Structural basis for prolidase deficiency disease mechanisms.

Prolidase is a metallopeptidase that cleaves iminodipeptides containing a proline (Pro) or hydroxyproline (Hyp) residue at their C-terminal end. The disease prolidase deficiency (PD) is a rare recessive human disorder characterized by reduced prolidase activity. PD manifests itself by a wide range of severe clinical symptoms, most commonly as skin ulceration, recurrent infections of the respiratory tract, and mental retardation. Several mutations in the PEPD gene have been identified that are responsible for the loss or the reduction of prolidase activity. In contrast, the structural basis of enzyme inactivation has so far remained elusive. In this study, we present high resolution crystal structures of a number of human prolidase (HsProl) variants, in which single amino acids are either substituted by others or deleted. The observed implications of the mutations on the three-dimensional structure of HsProl are reported and discussed and related to their enzymatic activity. The resulting structures may be divided into four groups depending on the presumed effect of the corresponding mutations on the reaction mechanism. The four possible inactivation mechanisms, which could be elucidated, are disruption of the catalytic Mn2 (OH- )-center, introduction of chain disorder along with the displacement of important active site residues, rigidification of the active site, and flexibilization of the active site. DATABASE: All refined structure coordinates as well as the corresponding structure factor amplitudes have been deposited in the PDB under the accession numbers 5MBY, 5MBZ, 5MC0, 5MC1, 5MC2, 5MC3, 5MC4, 5MC5, 6H2P, 6H2Q.
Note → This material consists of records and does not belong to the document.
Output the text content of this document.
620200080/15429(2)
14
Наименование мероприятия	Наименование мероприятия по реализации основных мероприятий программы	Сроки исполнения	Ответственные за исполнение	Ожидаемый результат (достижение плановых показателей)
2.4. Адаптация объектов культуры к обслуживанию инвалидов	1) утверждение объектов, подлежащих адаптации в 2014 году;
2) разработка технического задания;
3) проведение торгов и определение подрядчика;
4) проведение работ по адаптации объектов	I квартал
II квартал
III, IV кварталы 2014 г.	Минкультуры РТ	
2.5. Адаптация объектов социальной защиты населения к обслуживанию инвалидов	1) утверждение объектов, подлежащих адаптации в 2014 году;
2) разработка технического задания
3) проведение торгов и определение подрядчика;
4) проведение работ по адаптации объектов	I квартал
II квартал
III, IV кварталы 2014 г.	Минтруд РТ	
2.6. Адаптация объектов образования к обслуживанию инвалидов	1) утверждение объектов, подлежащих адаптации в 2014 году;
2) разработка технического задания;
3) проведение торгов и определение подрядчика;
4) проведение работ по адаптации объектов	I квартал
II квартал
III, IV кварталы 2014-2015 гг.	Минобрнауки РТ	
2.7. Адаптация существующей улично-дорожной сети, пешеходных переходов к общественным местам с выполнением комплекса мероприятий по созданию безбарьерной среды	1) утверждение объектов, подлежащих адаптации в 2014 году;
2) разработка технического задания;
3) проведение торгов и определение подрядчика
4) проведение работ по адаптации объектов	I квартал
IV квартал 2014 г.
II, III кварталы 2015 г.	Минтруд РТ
Kinetic and structural evidences on human prolidase pathological mutants suggest strategies for enzyme functional rescue.

Prolidase is the only human enzyme responsible for the digestion of iminodipeptides containing proline or hydroxyproline at their C-terminal end, being a key player in extracellular matrix remodeling. Prolidase deficiency (PD) is an intractable loss of function disease, characterized by mutations in the prolidase gene. The exact causes of activity impairment in mutant prolidase are still unknown. We generated three recombinant prolidase forms, hRecProl-231delY, hRecProl-E412K and hRecProl-G448R, reproducing three mutations identified in homozygous PD patients. The enzymes showed very low catalytic efficiency, thermal instability and changes in protein conformation. No variation of Mn(II) cofactor affinity was detected for hRecProl-E412K; a compromised ability to bind the cofactor was found in hRecProl-231delY and Mn(II) was totally absent in hRecProl-G448R. Furthermore, local structure perturbations for all three mutants were predicted by in silico analysis. Our biochemical investigation of the three causative alleles identified in perturbed folding/instability, and in consequent partial prolidase degradation, the main reasons for enzyme inactivity. Based on the above considerations we were able to rescue part of the prolidase activity in patients' fibroblasts through the induction of Heath Shock Proteins expression, hinting at new promising avenues for PD treatment.